Autour de ces grandes figures gravitent d’innombrables acteurs anonymes : maîtres coraniques, guides communautaires, éducateurs informels. Leur rôle dans la transmission quotidienne des valeurs morales et sociales est fondamental. Sans ces relais, les enseignements des grands guides n’auraient pu irriguer durablement la société. Ils constituent la charpente invisible de l’ordre social sénégalais.

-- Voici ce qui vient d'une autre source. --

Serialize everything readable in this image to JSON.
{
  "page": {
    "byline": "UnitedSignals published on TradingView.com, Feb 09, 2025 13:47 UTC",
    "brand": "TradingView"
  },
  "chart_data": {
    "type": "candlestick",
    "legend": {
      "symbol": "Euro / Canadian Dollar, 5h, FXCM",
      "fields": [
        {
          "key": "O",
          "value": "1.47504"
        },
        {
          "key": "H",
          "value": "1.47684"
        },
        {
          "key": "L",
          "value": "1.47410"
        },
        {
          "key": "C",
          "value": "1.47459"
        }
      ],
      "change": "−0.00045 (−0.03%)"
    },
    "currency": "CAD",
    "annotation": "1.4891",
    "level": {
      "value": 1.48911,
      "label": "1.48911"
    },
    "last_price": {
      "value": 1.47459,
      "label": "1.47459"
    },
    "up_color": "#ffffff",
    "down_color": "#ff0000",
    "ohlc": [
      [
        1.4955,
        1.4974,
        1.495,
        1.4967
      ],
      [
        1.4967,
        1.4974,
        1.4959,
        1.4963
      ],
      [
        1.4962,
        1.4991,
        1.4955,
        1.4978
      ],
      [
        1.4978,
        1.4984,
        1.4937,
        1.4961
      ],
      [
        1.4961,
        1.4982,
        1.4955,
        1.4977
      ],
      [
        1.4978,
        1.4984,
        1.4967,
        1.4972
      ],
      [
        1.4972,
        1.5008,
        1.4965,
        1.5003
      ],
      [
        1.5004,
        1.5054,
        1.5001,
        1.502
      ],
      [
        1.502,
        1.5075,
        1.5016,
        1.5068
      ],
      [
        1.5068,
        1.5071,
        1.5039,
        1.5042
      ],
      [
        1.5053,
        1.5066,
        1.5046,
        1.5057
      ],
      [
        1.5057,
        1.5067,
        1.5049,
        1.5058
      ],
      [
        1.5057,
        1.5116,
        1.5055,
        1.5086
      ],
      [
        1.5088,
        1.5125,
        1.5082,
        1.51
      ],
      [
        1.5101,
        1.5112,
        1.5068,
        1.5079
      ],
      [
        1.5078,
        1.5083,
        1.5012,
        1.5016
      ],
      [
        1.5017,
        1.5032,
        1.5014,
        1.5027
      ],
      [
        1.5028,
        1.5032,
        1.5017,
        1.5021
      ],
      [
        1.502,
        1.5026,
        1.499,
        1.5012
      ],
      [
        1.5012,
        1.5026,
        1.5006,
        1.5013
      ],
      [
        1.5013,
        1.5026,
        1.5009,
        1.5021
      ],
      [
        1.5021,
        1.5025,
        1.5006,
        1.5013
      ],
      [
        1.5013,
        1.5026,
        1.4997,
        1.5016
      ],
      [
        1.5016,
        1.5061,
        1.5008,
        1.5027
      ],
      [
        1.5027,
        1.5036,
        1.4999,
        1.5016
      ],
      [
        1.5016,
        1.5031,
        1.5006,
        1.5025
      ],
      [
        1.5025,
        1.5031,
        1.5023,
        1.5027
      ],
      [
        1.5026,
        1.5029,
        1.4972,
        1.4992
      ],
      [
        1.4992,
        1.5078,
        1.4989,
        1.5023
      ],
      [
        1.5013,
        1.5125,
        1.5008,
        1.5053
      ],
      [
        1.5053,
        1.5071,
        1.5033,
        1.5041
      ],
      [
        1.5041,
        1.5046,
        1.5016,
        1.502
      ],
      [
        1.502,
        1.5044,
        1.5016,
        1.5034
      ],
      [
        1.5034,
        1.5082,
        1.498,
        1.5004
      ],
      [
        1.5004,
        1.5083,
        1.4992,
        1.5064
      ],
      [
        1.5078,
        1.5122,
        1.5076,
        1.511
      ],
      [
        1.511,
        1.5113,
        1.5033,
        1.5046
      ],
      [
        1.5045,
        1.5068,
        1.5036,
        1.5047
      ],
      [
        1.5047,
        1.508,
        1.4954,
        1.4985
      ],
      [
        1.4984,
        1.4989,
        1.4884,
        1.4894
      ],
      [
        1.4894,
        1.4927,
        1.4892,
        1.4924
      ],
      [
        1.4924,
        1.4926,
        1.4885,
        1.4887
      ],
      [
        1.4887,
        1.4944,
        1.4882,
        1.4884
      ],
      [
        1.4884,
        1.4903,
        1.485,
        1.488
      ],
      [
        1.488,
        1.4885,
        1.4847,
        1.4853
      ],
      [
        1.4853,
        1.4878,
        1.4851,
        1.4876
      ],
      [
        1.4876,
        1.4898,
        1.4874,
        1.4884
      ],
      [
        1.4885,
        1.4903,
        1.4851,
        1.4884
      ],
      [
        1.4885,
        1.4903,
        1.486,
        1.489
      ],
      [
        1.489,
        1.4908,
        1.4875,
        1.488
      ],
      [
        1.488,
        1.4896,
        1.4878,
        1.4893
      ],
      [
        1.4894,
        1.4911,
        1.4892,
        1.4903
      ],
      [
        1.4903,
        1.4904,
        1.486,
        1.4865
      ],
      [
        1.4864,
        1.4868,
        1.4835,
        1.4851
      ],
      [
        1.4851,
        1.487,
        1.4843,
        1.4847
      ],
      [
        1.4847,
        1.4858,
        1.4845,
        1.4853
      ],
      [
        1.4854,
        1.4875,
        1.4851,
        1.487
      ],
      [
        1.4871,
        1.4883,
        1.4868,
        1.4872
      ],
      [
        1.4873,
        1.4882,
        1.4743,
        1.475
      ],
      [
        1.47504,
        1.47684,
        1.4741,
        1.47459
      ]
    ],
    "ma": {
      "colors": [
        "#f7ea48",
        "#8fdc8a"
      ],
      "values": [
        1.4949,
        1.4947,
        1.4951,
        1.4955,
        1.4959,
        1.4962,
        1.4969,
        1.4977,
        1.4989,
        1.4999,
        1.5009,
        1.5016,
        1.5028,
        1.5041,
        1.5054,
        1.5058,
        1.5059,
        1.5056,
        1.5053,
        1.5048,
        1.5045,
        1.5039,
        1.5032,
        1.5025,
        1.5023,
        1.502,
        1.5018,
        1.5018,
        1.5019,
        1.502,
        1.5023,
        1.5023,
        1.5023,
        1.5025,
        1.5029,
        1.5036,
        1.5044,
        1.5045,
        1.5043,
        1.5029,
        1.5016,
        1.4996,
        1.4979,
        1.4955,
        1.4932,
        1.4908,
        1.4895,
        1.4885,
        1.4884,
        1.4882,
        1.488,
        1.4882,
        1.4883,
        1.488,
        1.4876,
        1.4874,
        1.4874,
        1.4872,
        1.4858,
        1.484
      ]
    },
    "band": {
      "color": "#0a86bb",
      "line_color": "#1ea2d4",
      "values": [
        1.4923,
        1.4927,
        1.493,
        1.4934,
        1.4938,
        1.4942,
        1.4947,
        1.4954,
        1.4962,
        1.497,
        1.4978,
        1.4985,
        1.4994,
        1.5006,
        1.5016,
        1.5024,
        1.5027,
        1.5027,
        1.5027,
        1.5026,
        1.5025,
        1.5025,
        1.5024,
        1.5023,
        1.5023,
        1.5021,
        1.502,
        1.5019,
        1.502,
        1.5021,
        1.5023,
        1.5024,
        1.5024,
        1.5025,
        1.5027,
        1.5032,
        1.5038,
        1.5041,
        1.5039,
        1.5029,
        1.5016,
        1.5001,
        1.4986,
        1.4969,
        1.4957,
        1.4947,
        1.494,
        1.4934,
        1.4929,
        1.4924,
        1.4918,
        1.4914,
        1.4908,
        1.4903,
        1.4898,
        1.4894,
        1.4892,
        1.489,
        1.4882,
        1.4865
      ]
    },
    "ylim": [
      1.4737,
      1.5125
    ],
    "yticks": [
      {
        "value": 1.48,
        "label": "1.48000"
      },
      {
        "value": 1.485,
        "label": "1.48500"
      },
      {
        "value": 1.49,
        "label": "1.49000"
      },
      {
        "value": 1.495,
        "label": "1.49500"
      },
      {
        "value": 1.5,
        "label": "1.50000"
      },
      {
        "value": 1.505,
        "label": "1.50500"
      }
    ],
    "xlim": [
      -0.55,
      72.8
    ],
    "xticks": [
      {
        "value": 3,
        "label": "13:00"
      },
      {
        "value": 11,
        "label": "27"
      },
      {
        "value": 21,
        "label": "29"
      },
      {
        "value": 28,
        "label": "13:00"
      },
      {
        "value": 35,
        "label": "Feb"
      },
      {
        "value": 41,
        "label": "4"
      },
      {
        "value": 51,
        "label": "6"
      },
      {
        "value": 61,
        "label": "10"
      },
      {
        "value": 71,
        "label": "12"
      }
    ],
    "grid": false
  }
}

En considérant les choses sous cet angle, j’interpelle l’Etat du Sénégal, nos décideurs politiques, mais surtout les ministres concernés, à savoir le ministre de l’Education nationale, Mous­tapha Mamba Guirassy, et le Pr Daouda Ngom, ministre de l’Enseignement supérieur, de la recherche et de l’innovation, pour dire ceci : à l’heure où le Sénégal fait face à des défis majeurs (crise des valeurs, fragilisation de l’autorité morale et tensions sociales), il devient impératif de repenser la place de cet héritage dans les politiques publiques. L’intégration effective de ces valeurs dans les programmes éducatifs et universitaires ne saurait être assimilée à une remise en cause de la laïcité. Elle relève plutôt d’une reconnaissance lucide des fondements sociologiques de l’Etat sénégalais. Reconnaître les pères fondateurs spirituels du Sénégal ne revient pas à opposer religion et République, mais à admettre que celle-ci s’est construite sur un terreau moral préexistant. Ignorer ce fait, c’est fragiliser l’édifice institutionnel.
Un Sénégal fort est un Sénégal qui assume toute son histoire, dans sa complexité, sa profondeur et sa richesse.